My grandmother was Elma Etta Fairman, born December 23, 1892 in Providence, Rhode Island and died October 8, 1933 in Los Angeles, California. She was raised in Rhode Island with 2 sisters (one an adopted 1st cousin) and 3 brothers until somewhere around 1910 the entire family picked up and moved to Los Angeles, California. Grandma would have been about 18 years old and done with school. I have found that she started working in the bookbinding business and stayed with that trade until her death. In 1913 she married Leonard Ledger (1892-1918) who she met through work and in 1916 they had my mother Louise, (1916-2004) (her actual first name was Etta but if you called her by that name you would get such a look!) When my mother was only 2, in 1918, my grandfather Leonard died of tuberculosis. From what I can piece together, at first I believe grandma Elma moved in with her mother Helen into the small family home on Morton street in Los Angeles. My great grandfather Charles Fairman (1869-1956) was in the Army at the time and from what I can tell he and great grandmother Helen Harris Fairman (1870-1921) were separated and he was trying to get a divorce. But great grandmother Helen died in 1921 and my grandmother Elma and my mother Louise had to make other arrangements to live and take care of my mother.

Etta Louise Ledger 1921


In about 1921, at the age of 5, my mother was put into an orphanage in Pasadena where my grandmother paid for her keep.

At around this time I think my grandmother decided to go ahead and live the life she wanted with her girlfriend Amy Irene Hoag. Amy was born in 1893 and lived until 1979. I believe Amy and Elma met through work in the bookbinding business.
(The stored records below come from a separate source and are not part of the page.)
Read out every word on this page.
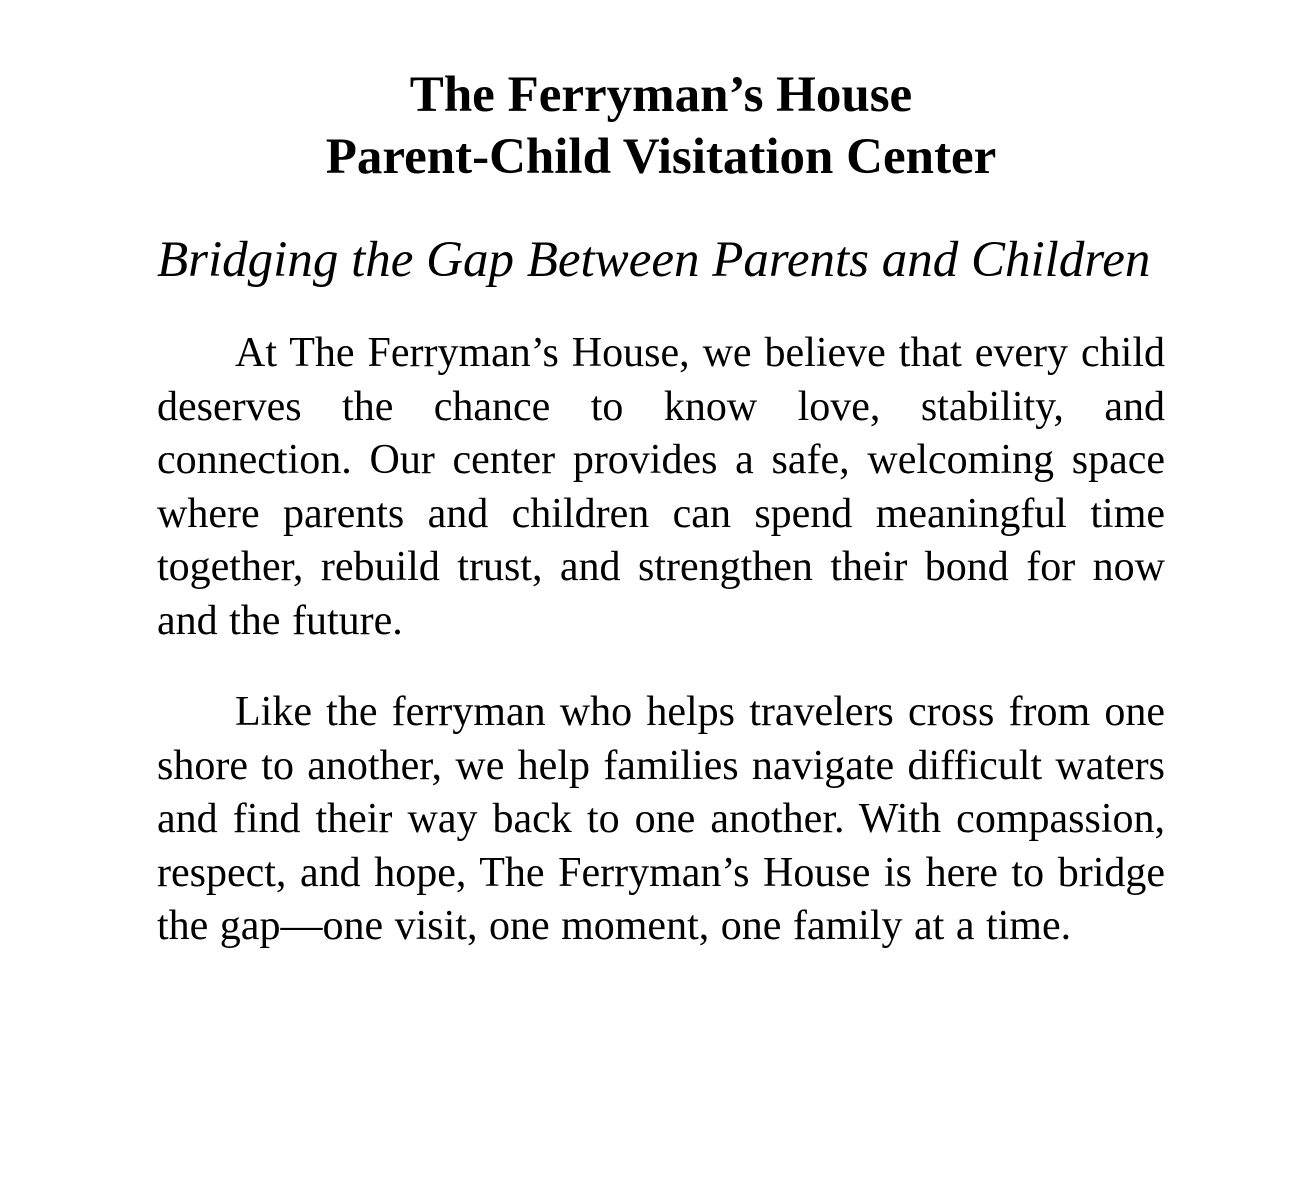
The Ferryman’s House
Parent-Child Visitation Center
Bridging the Gap Between Parents and Children

At The Ferryman’s House, we believe that every child deserves the chance to know love, stability, and connection. Our center provides a safe, welcoming space where parents and children can spend meaningful time together, rebuild trust, and strengthen their bond for now and the future.

Like the ferryman who helps travelers cross from one shore to another, we help families navigate difficult waters and find their way back to one another. With compassion, respect, and hope, The Ferryman’s House is here to bridge the gap—one visit, one moment, one family at a time.
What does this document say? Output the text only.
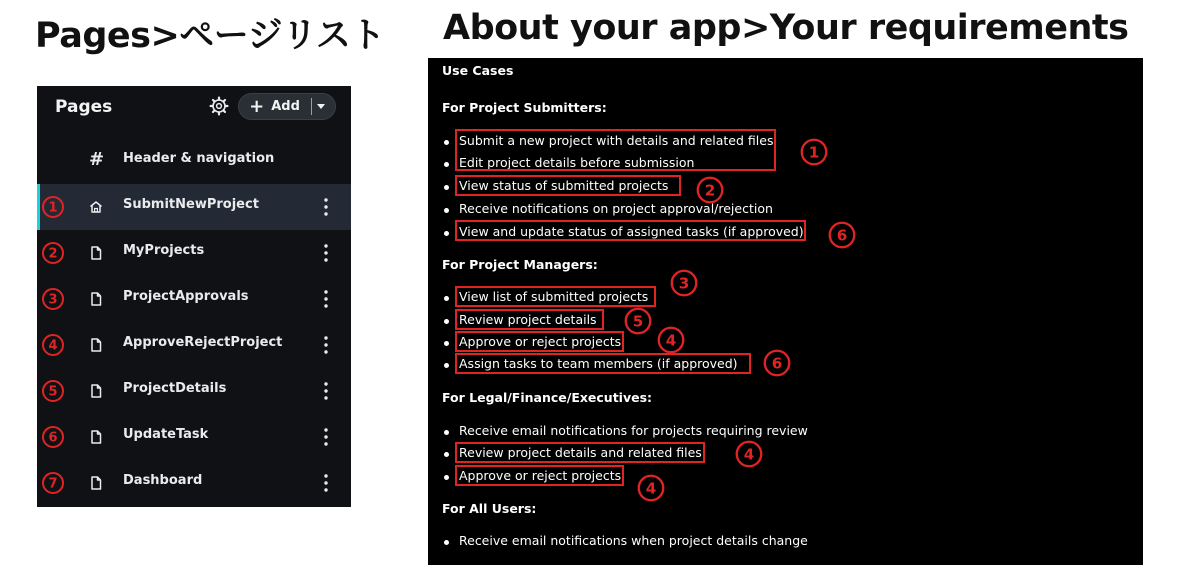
Pages>ページリスト About your app>Your requirements
Pages	+ Add
# Header & navigation
SubmitNewProject
1
MyProjects
2
ProjectApprovals
3
ApproveRejectProject
4
ProjectDetails
5
UpdateTask
6
Dashboard
7
Use Cases
For Project Submitters:
Submit a new project with details and related files
Edit project details before submission
View status of submitted projects
Receive notifications on project approval/rejection
View and update status of assigned tasks (if approved)
For Project Managers:
View list of submitted projects
Review project details
Approve or reject projects
Assign tasks to team members (if approved)
For Legal/Finance/Executives:
Receive email notifications for projects requiring review
Review project details and related files
Approve or reject projects
For All Users:
Receive email notifications when project details change
1
2
6
3
5
4
6
4
4
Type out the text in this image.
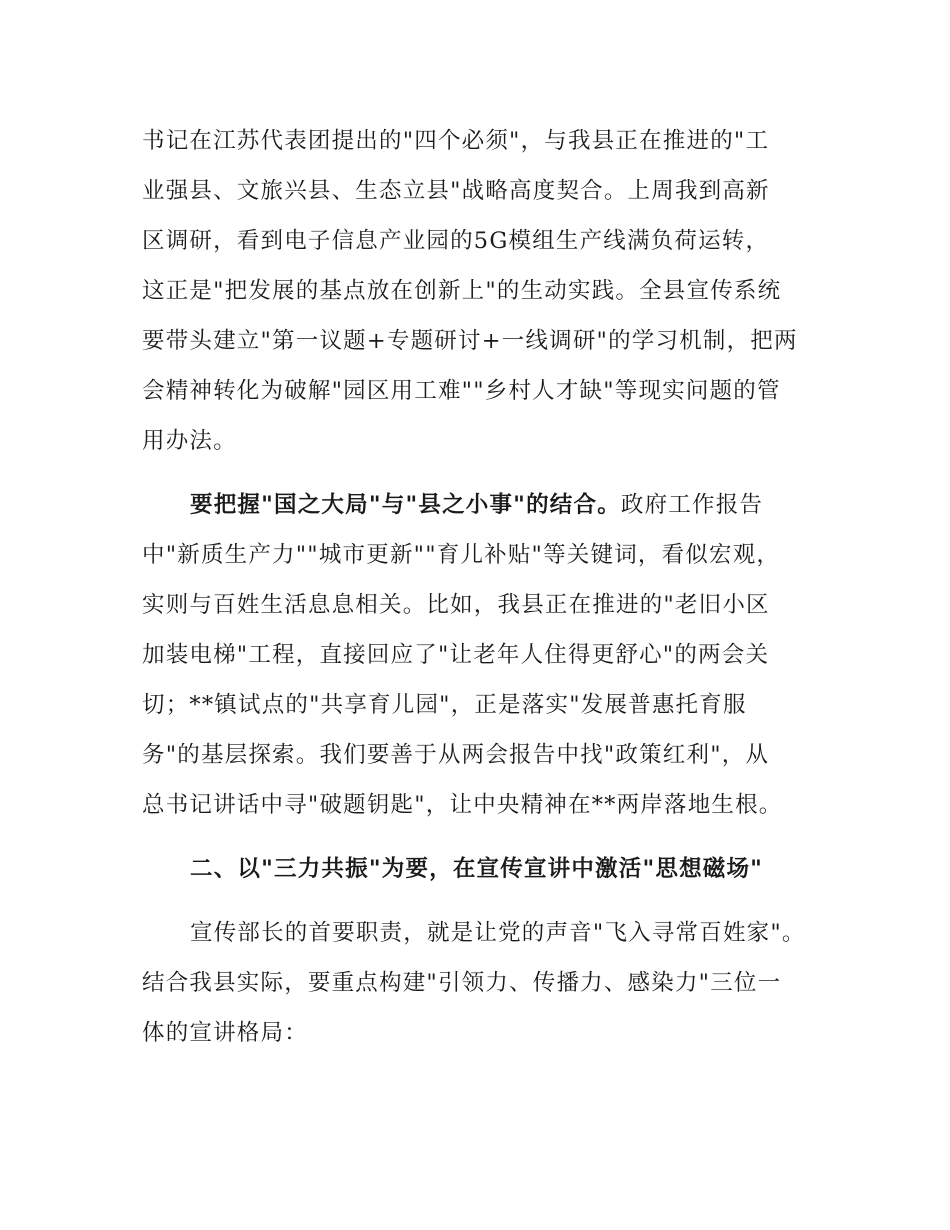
书记在江苏代表团提出的"四个必须"，与我县正在推进的"工
业强县、文旅兴县、生态立县"战略高度契合。上周我到高新
区调研，看到电子信息产业园的5G模组生产线满负荷运转，
这正是"把发展的基点放在创新上"的生动实践。全县宣传系统
要带头建立"第一议题+专题研讨+一线调研"的学习机制，把两
会精神转化为破解"园区用工难""乡村人才缺"等现实问题的管
用办法。
要把握"国之大局"与"县之小事"的结合。政府工作报告
中"新质生产力""城市更新""育儿补贴"等关键词，看似宏观，
实则与百姓生活息息相关。比如，我县正在推进的"老旧小区
加装电梯"工程，直接回应了"让老年人住得更舒心"的两会关
切；**镇试点的"共享育儿园"，正是落实"发展普惠托育服
务"的基层探索。我们要善于从两会报告中找"政策红利"，从
总书记讲话中寻"破题钥匙"，让中央精神在**两岸落地生根。
二、以"三力共振"为要，在宣传宣讲中激活"思想磁场"
宣传部长的首要职责，就是让党的声音"飞入寻常百姓家"。
结合我县实际，要重点构建"引领力、传播力、感染力"三位一
体的宣讲格局：
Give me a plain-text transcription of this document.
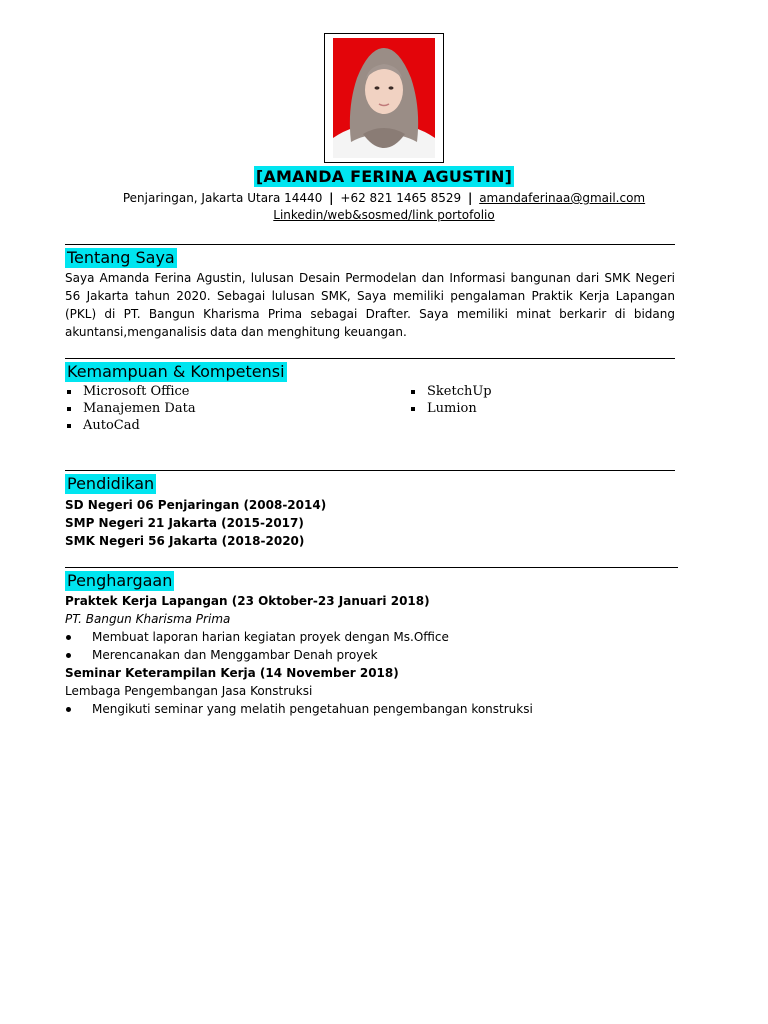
[AMANDA FERINA AGUSTIN]
Penjaringan, Jakarta Utara 14440 | +62 821 1465 8529 | amandaferinaa@gmail.com
Linkedin/web&sosmed/link portofolio
Tentang Saya
Saya Amanda Ferina Agustin, lulusan Desain Permodelan dan Informasi bangunan dari SMK Negeri 56 Jakarta tahun 2020. Sebagai lulusan SMK, Saya memiliki pengalaman Praktik Kerja Lapangan (PKL) di PT. Bangun Kharisma Prima sebagai Drafter. Saya memiliki minat berkarir di bidang akuntansi,menganalisis data dan menghitung keuangan.
Kemampuan & Kompetensi
Microsoft Office
Manajemen Data
AutoCad
SketchUp
Lumion
Pendidikan
SD Negeri 06 Penjaringan (2008-2014)
SMP Negeri 21 Jakarta (2015-2017)
SMK Negeri 56 Jakarta (2018-2020)
Penghargaan
Praktek Kerja Lapangan (23 Oktober-23 Januari 2018)
PT. Bangun Kharisma Prima
Membuat laporan harian kegiatan proyek dengan Ms.Office
Merencanakan dan Menggambar Denah proyek
Seminar Keterampilan Kerja (14 November 2018)
Lembaga Pengembangan Jasa Konstruksi
Mengikuti seminar yang melatih pengetahuan pengembangan konstruksi
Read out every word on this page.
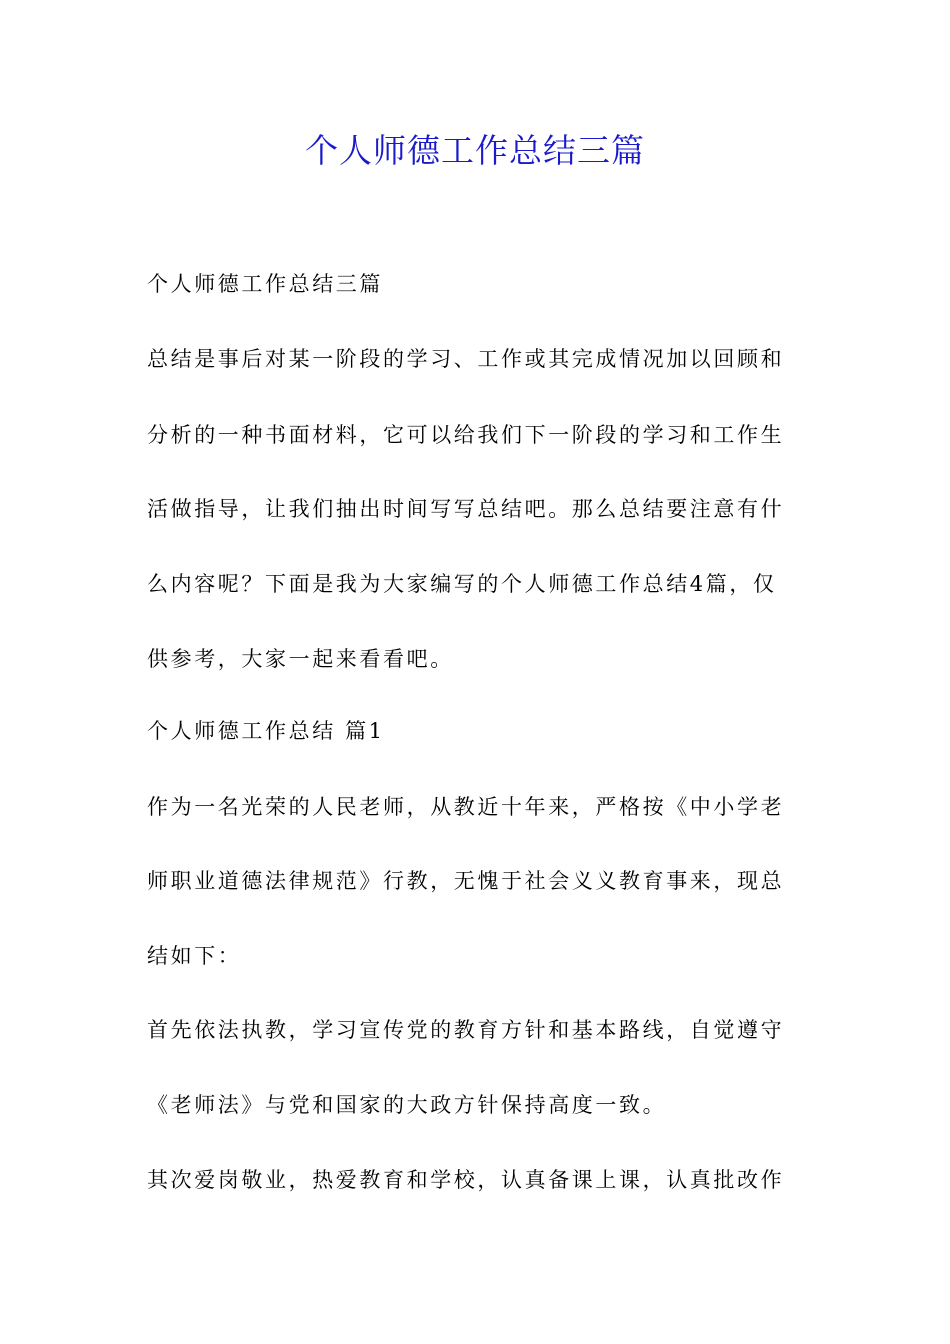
个人师德工作总结三篇
个人师德工作总结三篇
总结是事后对某一阶段的学习、工作或其完成情况加以回顾和
分析的一种书面材料，它可以给我们下一阶段的学习和工作生
活做指导，让我们抽出时间写写总结吧。那么总结要注意有什
么内容呢？下面是我为大家编写的个人师德工作总结4篇，仅
供参考，大家一起来看看吧。
个人师德工作总结 篇1
作为一名光荣的人民老师，从教近十年来，严格按《中小学老
师职业道德法律规范》行教，无愧于社会义义教育事来，现总
结如下：
首先依法执教，学习宣传党的教育方针和基本路线，自觉遵守
《老师法》与党和国家的大政方针保持高度一致。
其次爱岗敬业，热爱教育和学校，认真备课上课，认真批改作
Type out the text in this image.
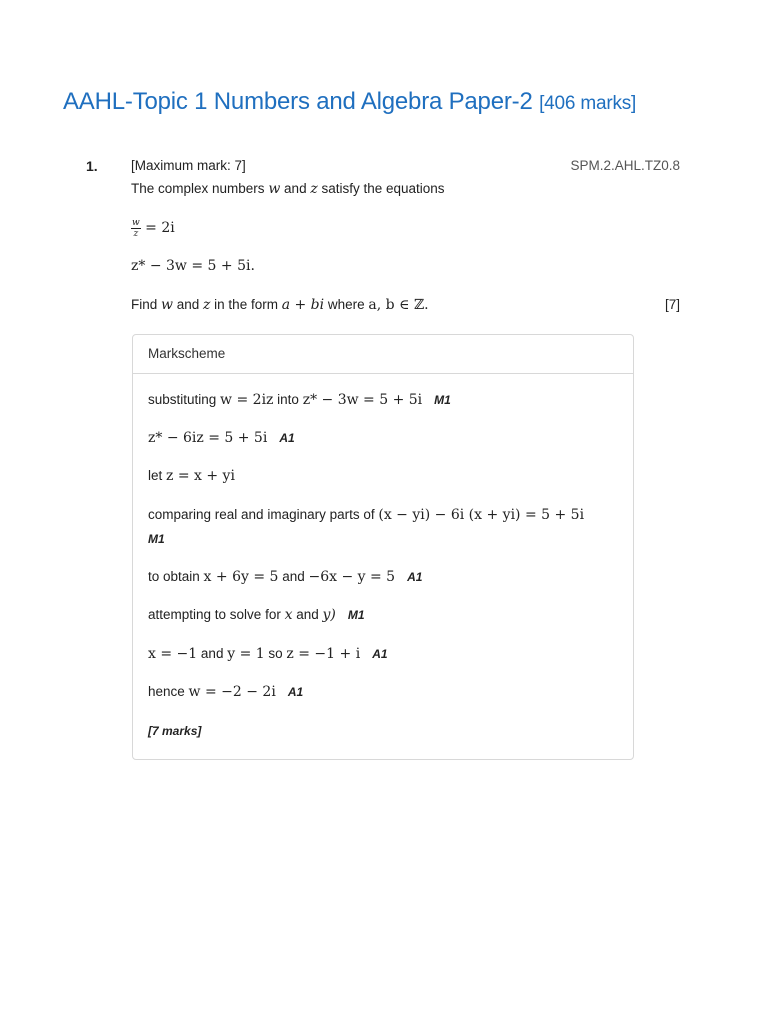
AAHL-Topic 1 Numbers and Algebra Paper-2 [406 marks]
1. [Maximum mark: 7]	SPM.2.AHL.TZ0.8
The complex numbers w and z satisfy the equations
$\frac{w}{z} = 2i$
z* − 3w = 5 + 5i.
Find w and z in the form a + bi where a, b ∈ ℤ.	[7]
Markscheme
substituting w = 2iz into z* − 3w = 5 + 5i M1
z* − 6iz = 5 + 5i A1
let z = x + yi
comparing real and imaginary parts of (x − yi) − 6i (x + yi) = 5 + 5i
M1
to obtain x + 6y = 5 and −6x − y = 5 A1
attempting to solve for x and y) M1
x = −1 and y = 1 so z = −1 + i A1
hence w = −2 − 2i A1
[7 marks]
Amy and Elma were together from at least 1921 until Elma’s death in 1933. When I asked my mother once what happened to Amy after Elma died she said that she only saw her once and she wasn’t kind. My mother had had my brother in 1934 when she was only 18, took him to see Amy and it seems Amy didn’t approve. Times sure have changed, and for the better if you ask me!

Elma and Amy in the early 1920’s – I can just feel the love they had.
Elma, Amy and my mother Louise in about 1921

My mother lived in the orphanage from about the age of 5 to 12. She would come home some weekends and take trips with her mom Elma and Amy, they went to Catalina, the beach, Exposition park and to visit Amy’s family.
There are many pictures in my beloved photo album of my grandmother Elma with Amy and Louise but none with Elma’s family so I don’t believe they approved.

On her deathbed, in 2004, my mother said to me “Judy, you know my mother was……..” and I said “yes, mom, I know she was gay and that is ok, she was a brave woman.” and mom smiled and nodded her head.

My mother Louise, my grandmother Elma and her partner Amy taken 1932.
This would be their last picture taken together before Elma died in 1933.